Frequently asked questions

  • When was hexarelin discovered and who developed it?

    Hexarelin (EP-23905) was synthesized by Romano Deghenghi and colleagues at Europeptides in Argenteuil, France, in the early 1990s, with the first primary literature describing its GH-releasing activity in rats published in 1994. Its scaffold derived from earlier structure-activity work in the growth hormone-releasing peptide class traced to Cyril Bowers' observations on enkephalin derivatives.

  • What structural change distinguishes hexarelin from GHRP-6?

    Hexarelin was built on the GHRP-6 hexapeptide template. Its defining modification was substitution of the D-tryptophan residue at position two with D-2-methyltryptophan (D-2-Me-Trp), a change reported to alter GH-releasing potency and metabolic stability relative to earlier analogs in the series.

  • What is examorelin?

    Examorelin is the International Nonproprietary Name (INN) assigned to hexarelin by the World Health Organization through its standard INN process. The assignment formally acknowledged the compound's pharmaceutical development status during its investigational period.
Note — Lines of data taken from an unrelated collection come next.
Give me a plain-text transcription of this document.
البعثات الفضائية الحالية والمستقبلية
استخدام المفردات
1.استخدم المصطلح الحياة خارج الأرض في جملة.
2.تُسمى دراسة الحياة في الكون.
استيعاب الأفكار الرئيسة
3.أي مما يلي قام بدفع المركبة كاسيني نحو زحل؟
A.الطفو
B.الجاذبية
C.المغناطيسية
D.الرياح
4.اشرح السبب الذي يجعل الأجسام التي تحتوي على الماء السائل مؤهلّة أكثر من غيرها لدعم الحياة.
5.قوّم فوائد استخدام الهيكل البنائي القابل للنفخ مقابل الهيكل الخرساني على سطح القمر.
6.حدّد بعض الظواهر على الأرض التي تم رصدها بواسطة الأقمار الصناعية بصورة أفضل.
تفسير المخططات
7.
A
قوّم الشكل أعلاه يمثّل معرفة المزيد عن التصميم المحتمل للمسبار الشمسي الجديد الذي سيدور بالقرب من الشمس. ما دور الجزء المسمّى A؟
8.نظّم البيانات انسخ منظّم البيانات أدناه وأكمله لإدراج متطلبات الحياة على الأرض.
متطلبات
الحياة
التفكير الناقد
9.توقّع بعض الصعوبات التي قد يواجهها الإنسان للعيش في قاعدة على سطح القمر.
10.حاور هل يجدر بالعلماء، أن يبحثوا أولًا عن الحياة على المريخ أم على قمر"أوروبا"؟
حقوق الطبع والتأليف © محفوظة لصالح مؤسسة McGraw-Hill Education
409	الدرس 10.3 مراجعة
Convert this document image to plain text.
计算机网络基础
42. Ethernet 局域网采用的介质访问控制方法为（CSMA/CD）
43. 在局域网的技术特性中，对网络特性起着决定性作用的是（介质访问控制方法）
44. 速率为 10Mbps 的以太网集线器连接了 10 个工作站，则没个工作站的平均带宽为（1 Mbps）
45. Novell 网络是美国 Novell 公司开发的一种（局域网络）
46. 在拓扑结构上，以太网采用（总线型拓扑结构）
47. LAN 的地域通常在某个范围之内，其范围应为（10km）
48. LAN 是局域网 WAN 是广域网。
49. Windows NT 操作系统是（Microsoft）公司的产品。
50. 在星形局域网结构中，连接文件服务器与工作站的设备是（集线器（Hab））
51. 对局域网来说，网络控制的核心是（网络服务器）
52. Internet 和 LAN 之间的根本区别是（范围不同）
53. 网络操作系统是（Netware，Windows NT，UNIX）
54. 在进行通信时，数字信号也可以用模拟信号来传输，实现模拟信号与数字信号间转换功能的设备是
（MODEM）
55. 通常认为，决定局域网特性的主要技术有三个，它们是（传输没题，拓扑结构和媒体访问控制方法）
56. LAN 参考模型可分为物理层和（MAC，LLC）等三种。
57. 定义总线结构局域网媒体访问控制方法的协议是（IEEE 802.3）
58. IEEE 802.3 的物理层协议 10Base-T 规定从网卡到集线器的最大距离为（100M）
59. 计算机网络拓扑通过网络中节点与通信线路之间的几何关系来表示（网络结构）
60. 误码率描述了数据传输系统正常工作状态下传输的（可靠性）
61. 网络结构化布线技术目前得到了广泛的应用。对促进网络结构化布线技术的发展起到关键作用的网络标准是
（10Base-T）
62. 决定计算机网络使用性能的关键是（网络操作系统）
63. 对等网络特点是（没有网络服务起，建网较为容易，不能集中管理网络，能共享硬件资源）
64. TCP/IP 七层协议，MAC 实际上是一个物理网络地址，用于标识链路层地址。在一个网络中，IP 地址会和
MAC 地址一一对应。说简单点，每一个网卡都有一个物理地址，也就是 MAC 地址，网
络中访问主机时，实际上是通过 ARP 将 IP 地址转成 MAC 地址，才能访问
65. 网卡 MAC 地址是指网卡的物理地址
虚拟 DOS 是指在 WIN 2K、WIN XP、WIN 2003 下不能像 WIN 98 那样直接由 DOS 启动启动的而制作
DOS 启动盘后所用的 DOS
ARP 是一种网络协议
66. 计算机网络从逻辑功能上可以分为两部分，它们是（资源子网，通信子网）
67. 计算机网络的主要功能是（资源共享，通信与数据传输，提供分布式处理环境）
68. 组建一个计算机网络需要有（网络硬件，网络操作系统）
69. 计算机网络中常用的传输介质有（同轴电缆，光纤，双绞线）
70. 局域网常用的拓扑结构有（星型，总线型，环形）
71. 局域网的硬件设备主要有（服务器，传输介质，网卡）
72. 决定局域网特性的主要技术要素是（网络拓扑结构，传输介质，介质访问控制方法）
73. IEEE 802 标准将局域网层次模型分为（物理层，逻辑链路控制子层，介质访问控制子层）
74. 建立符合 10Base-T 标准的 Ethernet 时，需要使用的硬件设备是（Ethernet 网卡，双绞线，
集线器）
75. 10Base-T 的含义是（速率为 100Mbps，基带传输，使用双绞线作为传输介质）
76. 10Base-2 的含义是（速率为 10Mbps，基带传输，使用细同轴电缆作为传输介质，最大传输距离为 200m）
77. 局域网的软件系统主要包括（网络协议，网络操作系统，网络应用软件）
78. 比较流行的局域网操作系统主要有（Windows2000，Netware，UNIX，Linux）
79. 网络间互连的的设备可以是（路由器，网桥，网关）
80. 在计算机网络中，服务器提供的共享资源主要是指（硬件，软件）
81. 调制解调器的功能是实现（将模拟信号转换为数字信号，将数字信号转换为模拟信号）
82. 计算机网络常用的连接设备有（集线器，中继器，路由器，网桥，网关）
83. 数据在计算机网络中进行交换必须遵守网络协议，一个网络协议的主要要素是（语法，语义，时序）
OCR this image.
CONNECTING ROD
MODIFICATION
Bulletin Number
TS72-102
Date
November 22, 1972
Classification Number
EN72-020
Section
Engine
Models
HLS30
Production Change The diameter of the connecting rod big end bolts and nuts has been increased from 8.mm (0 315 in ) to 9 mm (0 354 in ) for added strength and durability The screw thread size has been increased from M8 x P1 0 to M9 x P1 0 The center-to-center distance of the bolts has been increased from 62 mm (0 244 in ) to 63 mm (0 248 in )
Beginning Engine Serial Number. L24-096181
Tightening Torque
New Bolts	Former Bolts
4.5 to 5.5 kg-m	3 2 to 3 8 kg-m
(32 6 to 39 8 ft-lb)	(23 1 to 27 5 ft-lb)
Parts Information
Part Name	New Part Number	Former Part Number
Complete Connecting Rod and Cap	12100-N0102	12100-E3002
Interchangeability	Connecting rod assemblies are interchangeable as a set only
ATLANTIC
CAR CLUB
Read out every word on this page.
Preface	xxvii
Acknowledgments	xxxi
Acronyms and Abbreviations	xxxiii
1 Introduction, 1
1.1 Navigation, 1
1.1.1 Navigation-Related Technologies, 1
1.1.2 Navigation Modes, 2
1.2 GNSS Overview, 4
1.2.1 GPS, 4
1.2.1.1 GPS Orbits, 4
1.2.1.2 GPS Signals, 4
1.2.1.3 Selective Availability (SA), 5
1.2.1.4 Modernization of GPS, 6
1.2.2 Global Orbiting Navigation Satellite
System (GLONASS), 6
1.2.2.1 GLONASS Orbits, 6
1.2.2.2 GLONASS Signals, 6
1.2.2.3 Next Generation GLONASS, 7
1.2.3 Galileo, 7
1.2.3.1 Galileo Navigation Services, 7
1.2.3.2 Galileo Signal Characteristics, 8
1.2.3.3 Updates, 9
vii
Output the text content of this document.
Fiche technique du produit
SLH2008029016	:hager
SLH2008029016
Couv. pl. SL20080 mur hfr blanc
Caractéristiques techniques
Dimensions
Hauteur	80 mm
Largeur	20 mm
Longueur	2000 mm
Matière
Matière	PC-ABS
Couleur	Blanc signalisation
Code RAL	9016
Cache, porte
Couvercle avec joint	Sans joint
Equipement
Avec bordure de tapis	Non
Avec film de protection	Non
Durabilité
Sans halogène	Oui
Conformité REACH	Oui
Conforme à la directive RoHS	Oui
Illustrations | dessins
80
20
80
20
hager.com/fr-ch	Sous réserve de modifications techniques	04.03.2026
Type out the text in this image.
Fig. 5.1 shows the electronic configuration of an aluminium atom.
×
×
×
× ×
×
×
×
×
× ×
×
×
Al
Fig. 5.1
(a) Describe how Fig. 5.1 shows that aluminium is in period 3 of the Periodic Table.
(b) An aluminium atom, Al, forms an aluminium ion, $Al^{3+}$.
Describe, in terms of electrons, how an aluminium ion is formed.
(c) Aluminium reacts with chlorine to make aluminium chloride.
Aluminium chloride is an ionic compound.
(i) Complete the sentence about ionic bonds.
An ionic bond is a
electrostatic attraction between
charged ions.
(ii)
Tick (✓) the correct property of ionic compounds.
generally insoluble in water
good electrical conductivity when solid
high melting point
  • Why is CD36 significant in hexarelin's history?

    Bodart and colleagues reported that CD36, a scavenger receptor, is a binding site for hexarelin and related GHRPs. This finding provided a molecular rationale for cardiovascular effects observed in animal models that appeared independent of the growth hormone axis, establishing hexarelin as a probe with dual GHS-R1a and CD36 pharmacology.

  • Did hexarelin ever reach the market?

    No. Hexarelin advanced to Phase II clinical investigation under the Europeptides program but did not proceed to Phase III, and it has not received marketing authorization from the FDA, the EMA, or comparable authorities for any therapeutic indication. It also appears on the World Anti-Doping Agency Prohibited List within the peptide-hormone class.